Jimmy and Judy grow closer and Jimmy asks her to marry him. She accepts, but that night Mortimer tells Jimmy that he has a plan to help Mrs. Blake. The next morning the women discover that the men have abandoned them and they resume hitch hiking. Mortimer receives a large payment through an orange eating contest that he has been promoting, while Jimmy and Cluck meet with the prison warden and governor, and explain that Jimmy wishes to report Cluck and hand him over to collect a bounty that the State of California has on him. The governor is so moved that Cluck would sacrifice himself to help Mrs. Blake that he agrees to release her son from prison and waive the short amount of time Cluck would have been required to serve.

The police are called in to find the two women as they continue hitch hiking, and during this time the men use the money they’ve collected to set up a ranch nearby. Mrs. Blake and Judy are found by the police and driven to the ranch where Jimmy, Mortimer, Cluck and Mrs. Blake’s son are waiting.

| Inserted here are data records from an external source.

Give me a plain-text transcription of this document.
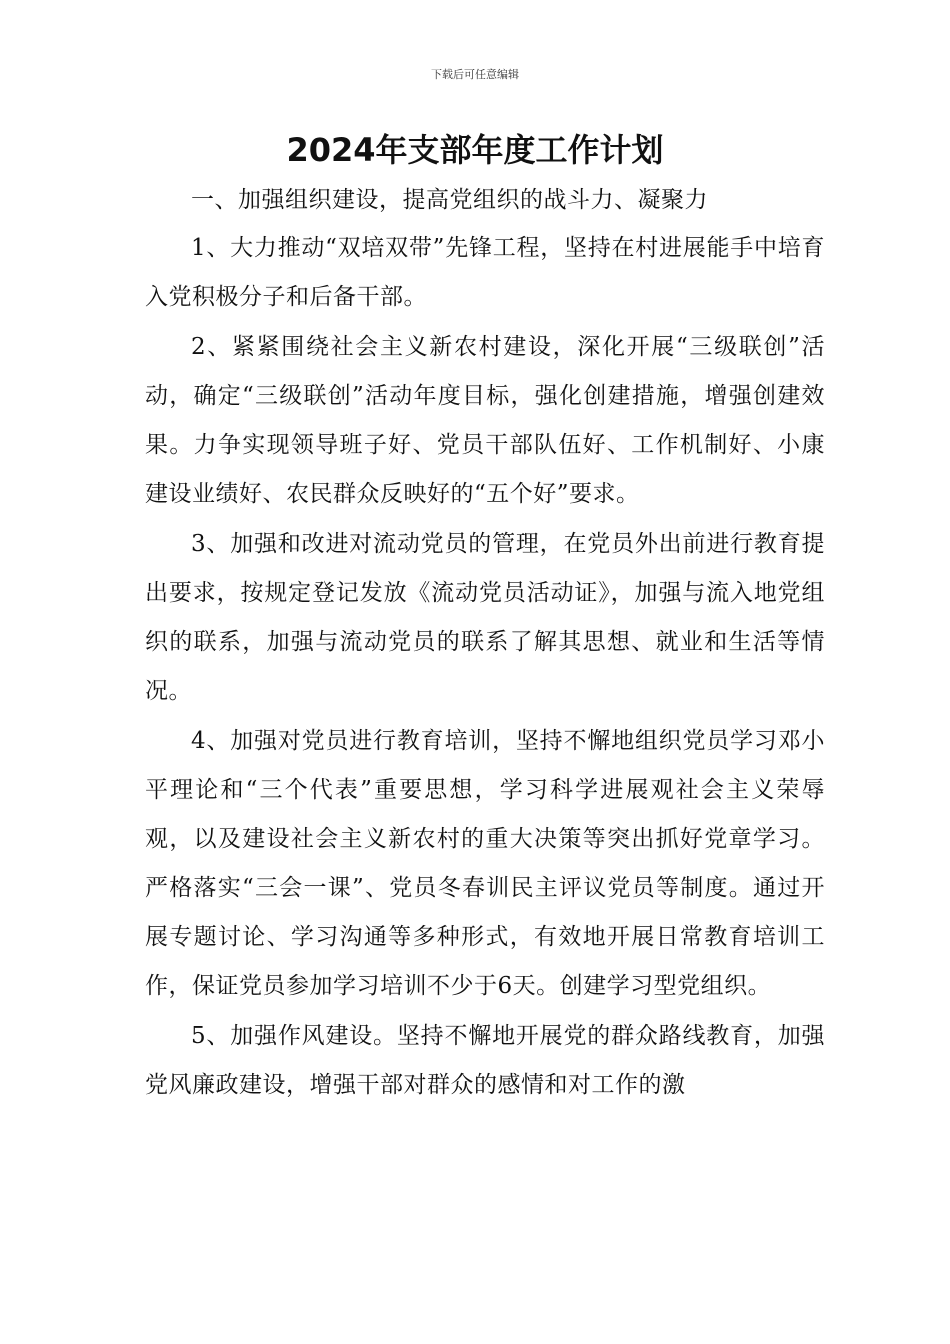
下载后可任意编辑
2024年支部年度工作计划

一、加强组织建设，提高党组织的战斗力、凝聚力

1、大力推动“双培双带”先锋工程，坚持在村进展能手中培育入党积极分子和后备干部。

2、紧紧围绕社会主义新农村建设，深化开展“三级联创”活动，确定“三级联创”活动年度目标，强化创建措施，增强创建效果。力争实现领导班子好、党员干部队伍好、工作机制好、小康建设业绩好、农民群众反映好的“五个好”要求。

3、加强和改进对流动党员的管理，在党员外出前进行教育提出要求，按规定登记发放《流动党员活动证》，加强与流入地党组织的联系，加强与流动党员的联系了解其思想、就业和生活等情况。

4、加强对党员进行教育培训，坚持不懈地组织党员学习邓小平理论和“三个代表”重要思想，学习科学进展观社会主义荣辱观，以及建设社会主义新农村的重大决策等突出抓好党章学习。严格落实“三会一课”、党员冬春训民主评议党员等制度。通过开展专题讨论、学习沟通等多种形式，有效地开展日常教育培训工作，保证党员参加学习培训不少于6天。创建学习型党组织。

5、加强作风建设。坚持不懈地开展党的群众路线教育，加强党风廉政建设，增强干部对群众的感情和对工作的激
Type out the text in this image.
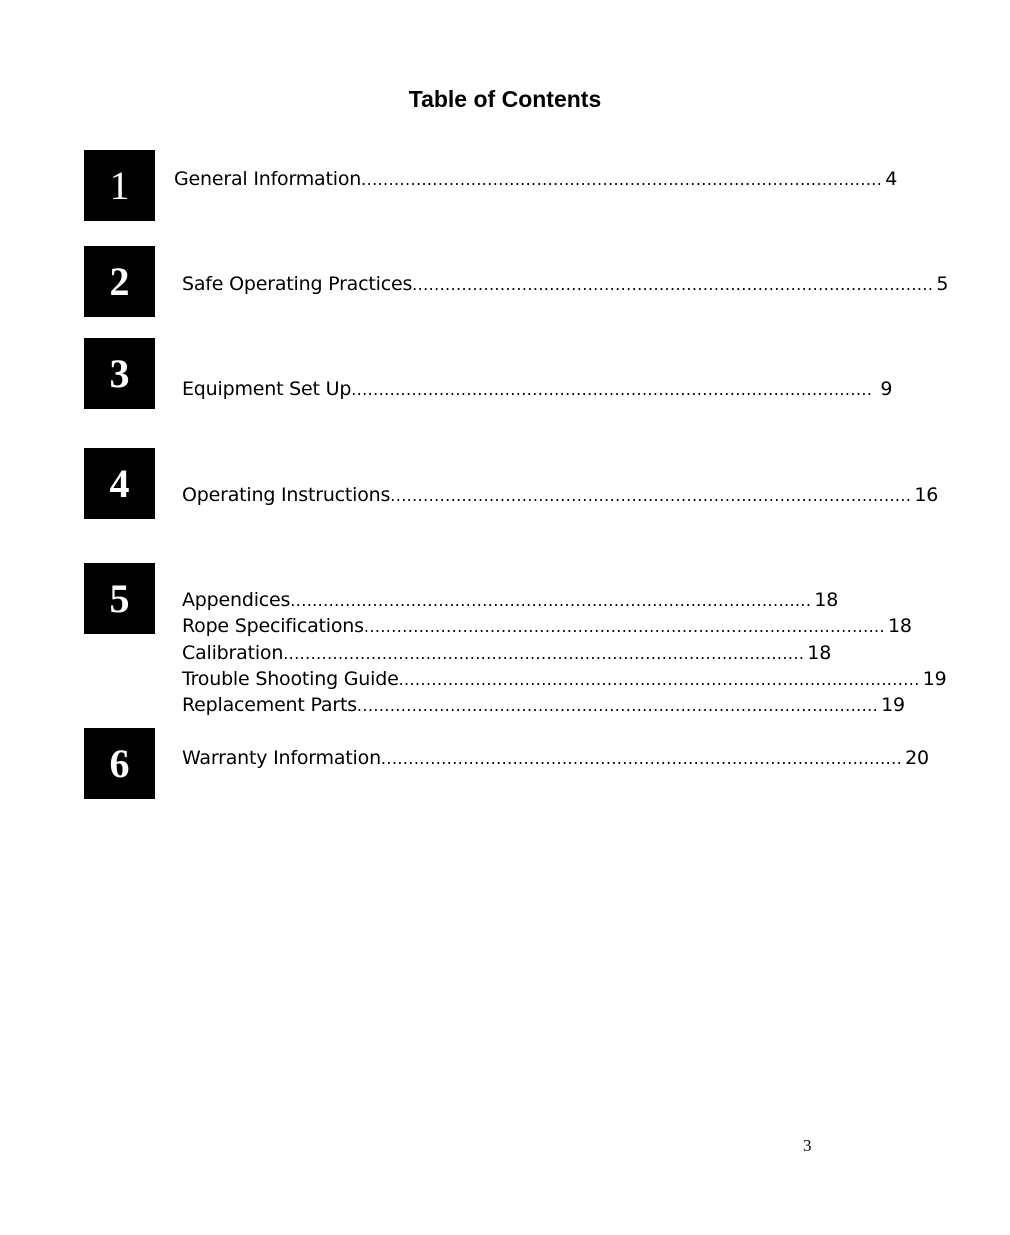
Table of Contents
1
2
3
4
5
6
General Information ............................................................................................... 4
Safe Operating Practices ............................................................................................... 5
Equipment Set Up ............................................................................................... 9
Operating Instructions ............................................................................................... 16
Appendices ............................................................................................... 18
Rope Specifications ............................................................................................... 18
Calibration ............................................................................................... 18
Trouble Shooting Guide ............................................................................................... 19
Replacement Parts ............................................................................................... 19
Warranty Information ............................................................................................... 20
3
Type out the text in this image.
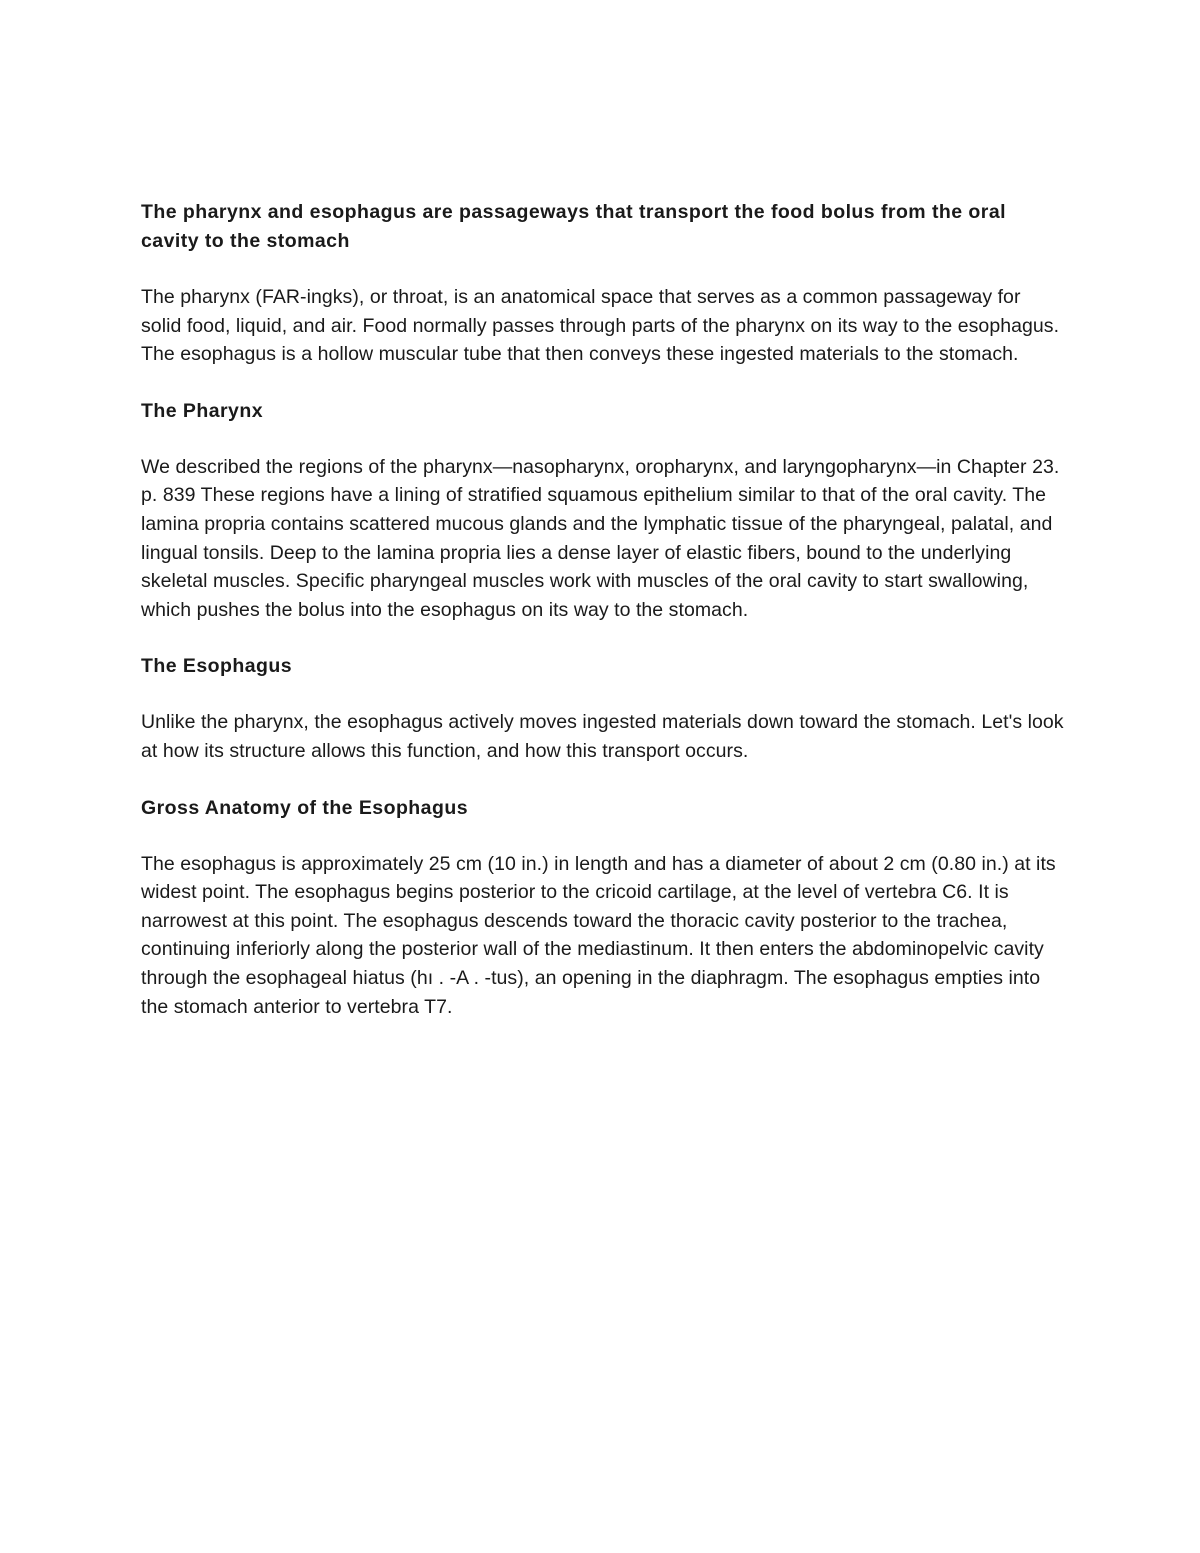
The pharynx and esophagus are passageways that transport the food bolus from the oral cavity to the stomach
The pharynx (FAR-ingks), or throat, is an anatomical space that serves as a common passageway for solid food, liquid, and air. Food normally passes through parts of the pharynx on its way to the esophagus. The esophagus is a hollow muscular tube that then conveys these ingested materials to the stomach.
The Pharynx
We described the regions of the pharynx—nasopharynx, oropharynx, and laryngopharynx—in Chapter 23. p. 839 These regions have a lining of stratified squamous epithelium similar to that of the oral cavity. The lamina propria contains scattered mucous glands and the lymphatic tissue of the pharyngeal, palatal, and lingual tonsils. Deep to the lamina propria lies a dense layer of elastic fibers, bound to the underlying skeletal muscles. Specific pharyngeal muscles work with muscles of the oral cavity to start swallowing, which pushes the bolus into the esophagus on its way to the stomach.
The Esophagus
Unlike the pharynx, the esophagus actively moves ingested materials down toward the stomach. Let's look at how its structure allows this function, and how this transport occurs.
Gross Anatomy of the Esophagus
The esophagus is approximately 25 cm (10 in.) in length and has a diameter of about 2 cm (0.80 in.) at its widest point. The esophagus begins posterior to the cricoid cartilage, at the level of vertebra C6. It is narrowest at this point. The esophagus descends toward the thoracic cavity posterior to the trachea, continuing inferiorly along the posterior wall of the mediastinum. It then enters the abdominopelvic cavity through the esophageal hiatus (hı . -A . -tus), an opening in the diaphragm. The esophagus empties into the stomach anterior to vertebra T7.
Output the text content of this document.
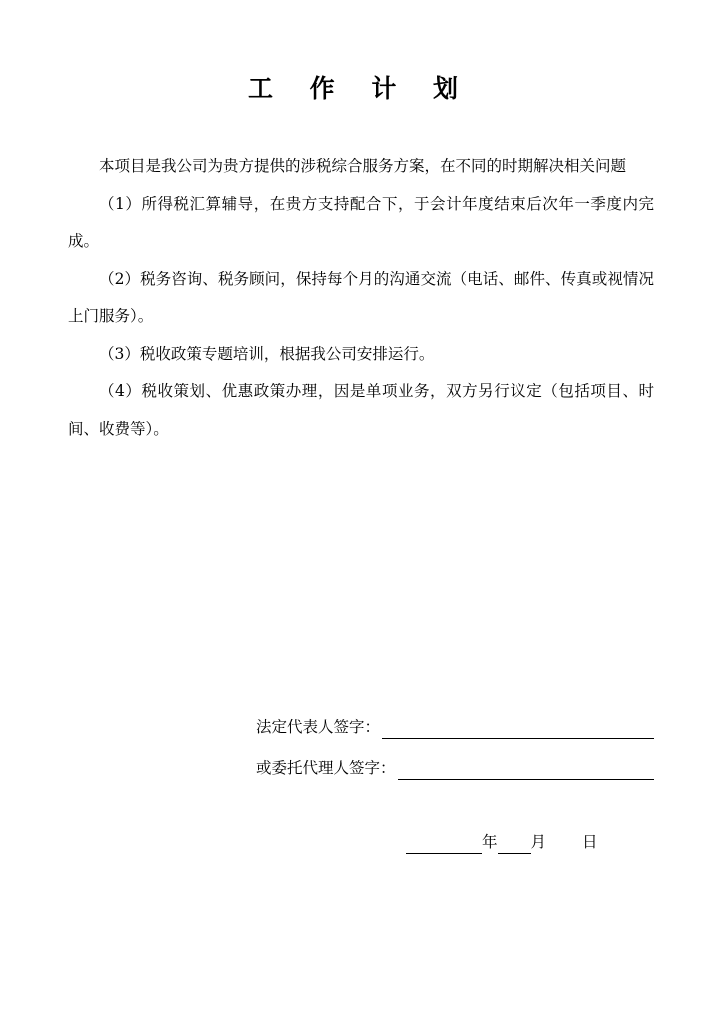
工 作 计 划

本项目是我公司为贵方提供的涉税综合服务方案，在不同的时期解决相关问题

（1）所得税汇算辅导，在贵方支持配合下，于会计年度结束后次年一季度内完成。

（2）税务咨询、税务顾问，保持每个月的沟通交流（电话、邮件、传真或视情况上门服务）。

（3）税收政策专题培训，根据我公司安排运行。

（4）税收策划、优惠政策办理，因是单项业务，双方另行议定（包括项目、时间、收费等）。

法定代表人签字：
或委托代理人签字：
年 月 日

The film ends with the mother and son embracing, and Jimmy and Judy discussing their honeymoon. Mortimer and Cluck comment that there are bounties in other states for Cluck, and they set off together.

==Cast==
- Alison Skipworth as Mrs. Amelia Blake
- Mae Clarke as Judith Martin
- Arthur Treacher as Mortimer Wingate
- James Ellison as Jimmy Peyton
- Warren Hymer as Cluck Regan
- Beryl Mercer as Mrs. Bayne
- J. Farrell MacDonald as Judge Hale
- Christian Rub as Farmer
- Harold Waldridge as Oswald Brown
- Irving Bacon as Ed Simpson
- Lionel Belmore as Mr. Harker
- George "Gabby" Hayes as Miner
- Dell Henderson as Williams
- Clay Clement as Warden
- Ward Bond as Motorcycle Officer
- Otis Harlan as Mayor Loomis
- Charles C. Wilson as Mike

==Critical reception==
Variety described it as "the best effort from Republic for some time", and wrote that it had "an intriguing plot, with happy intermingling of humor and heart tugs." Alison Skipworth and Mae Clarke were complimented on their "polished" performances, with the review also commenting, "Arthur Treacher …. is tops in his role" and "Jimmy Ellison, young newcomer on the Hollywood scene, contributes probably his best effort to date."

Motion Picture Herald described the film as a "family type attraction" that moves "to a fairly fast tempo." It commented, "While there is nothing new or novel to the hitch-hike premise, the manner in which it is presented here carries an atmosphere of refreshing difference, as the factors of comedy, romance, action and deception are capably merged in dialogue and action."

Picturegoer’s Lionel Collier wrote : "Alison Skipworth is the standby of this amusing and human little comedy …. There is an incidental romance which is also delightfully introduced." In discussing the performances, he wrote, "Arthur Treacher as a confidence man and Warren Hymer as a gangster are very funny and the romantic interest is well sustained by Mae Clarke and Jimmy Ellison."